Now that I was convinced that they weren’t scammer volunteers who’d seek donations to save some dog but go and buy Classic Milds with it, I had no options left. It was time for me to bring out the big guns: buying time. It is, after all, the SPNG’s most trusted weapon. When someone asks me if I’d be interested in an NGO that saves the soil in Vidarbha, my default setting is to say, “I’d love to but the cat that I saved in Koparkhairane is dying. I have to go feed her the milk of a goat, which by the way, was also saved by me.” In this case, I took all the time in the world to find the cheque book that was right beside my bed.  

I didn’t just stop there. Before writing the cheque, I also offered, “I wonder why an old guy would need an operation for both his eyes; it’s not like he is a sprinter or anything. Should I write the cheque instead for 1,200?” Sure, it was in jest, but I was 90 per cent serious. I had to fake guffaw at my own “joke” when my eyes met the volunteers’ faces. They looked at me with such disgust as if I’d just admitted to signing off on demonetisation.

Before I could get any more embarrassed, I swiftly wrote the cheque for 2,400 and asked them to leave. As I shut the door, I realised that I’m no longer a Self-Proclaimed Noble Guy. I’d actually transformed into a noble guy, who walked the talk. But being noble didn’t feel good. Possibly because I’d spent 2,400 on an old guy who may not offer an appropriate return on investment.

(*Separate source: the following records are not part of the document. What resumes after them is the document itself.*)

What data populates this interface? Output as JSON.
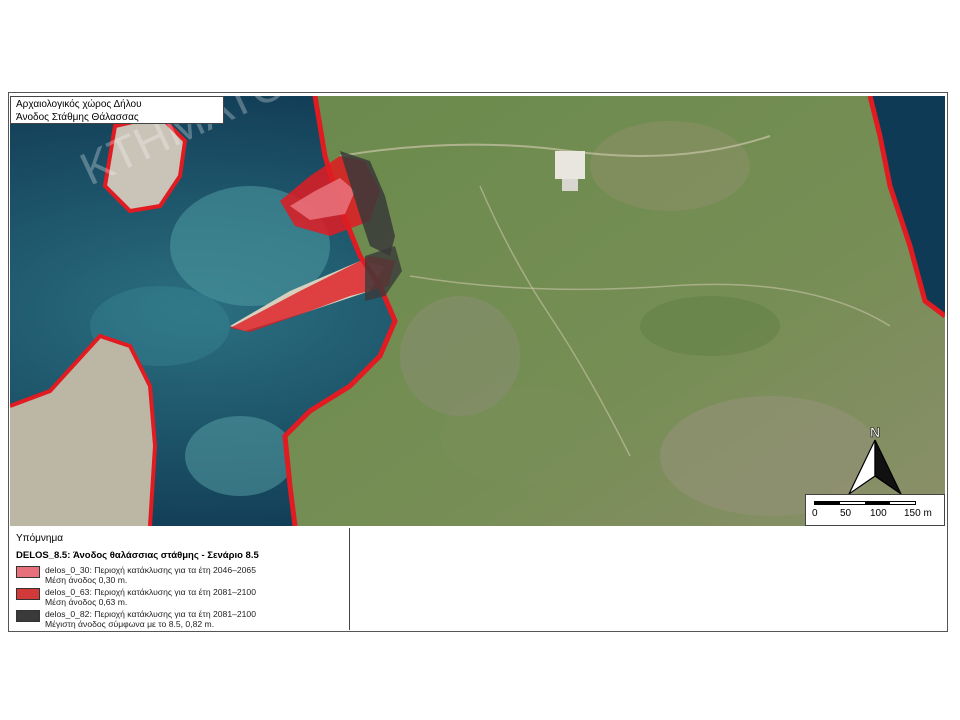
{
  "map_title": {
    "line1": "Αρχαιολογικός χώρος Δήλου",
    "line2": "Άνοδος Στάθμης Θάλασσας"
  },
  "watermark": "ΚΤΗΜΑΤΟΛΟΓΙΟ",
  "legend": {
    "heading": "Υπόμνημα",
    "layer_title": "DELOS_8.5: Άνοδος θαλάσσιας στάθμης - Σενάριο 8.5",
    "items": [
      {
        "name": "delos_0_30:",
        "desc": "Περιοχή κατάκλυσης για τα έτη 2046–2065",
        "note": "Μέση άνοδος 0,30 m.",
        "color": "#e8707a"
      },
      {
        "name": "delos_0_63:",
        "desc": "Περιοχή κατάκλυσης για τα έτη 2081–2100",
        "note": "Μέση άνοδος 0,63 m.",
        "color": "#d23a3a"
      },
      {
        "name": "delos_0_82:",
        "desc": "Περιοχή κατάκλυσης για τα έτη 2081–2100",
        "note": "Μέγιστη άνοδος σύμφωνα με το 8.5, 0,82 m.",
        "color": "#3a3a3a"
      }
    ]
  },
  "north_arrow": {
    "label": "N"
  },
  "scale_bar": {
    "labels": [
      "0",
      "50",
      "100",
      "150 m"
    ]
  },
  "colors": {
    "sea_deep": "#0f3f5c",
    "sea_shallow": "#3c8c9a",
    "land": "#6f8a4e",
    "flood": "#e01b22"
  }
}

That day, I learnt that even self proclamations comes with a price. So I opened Instagram, put up the receipt as my Insta story and urged everyone to donate to the old-age home I’d just been forced into donating. My caption read, “An eye for an eye makes an oldie’s life. #Donate #DoNetra”. I got a lot of appreciation from fellow SPNGs and 40 extra followers. Not a bad deal at all: 60 bucks per follower with a bonus of an old guy being able to see clearly. I patted my own back but also decided not to be a philanthropist for at least a year. My quota was done.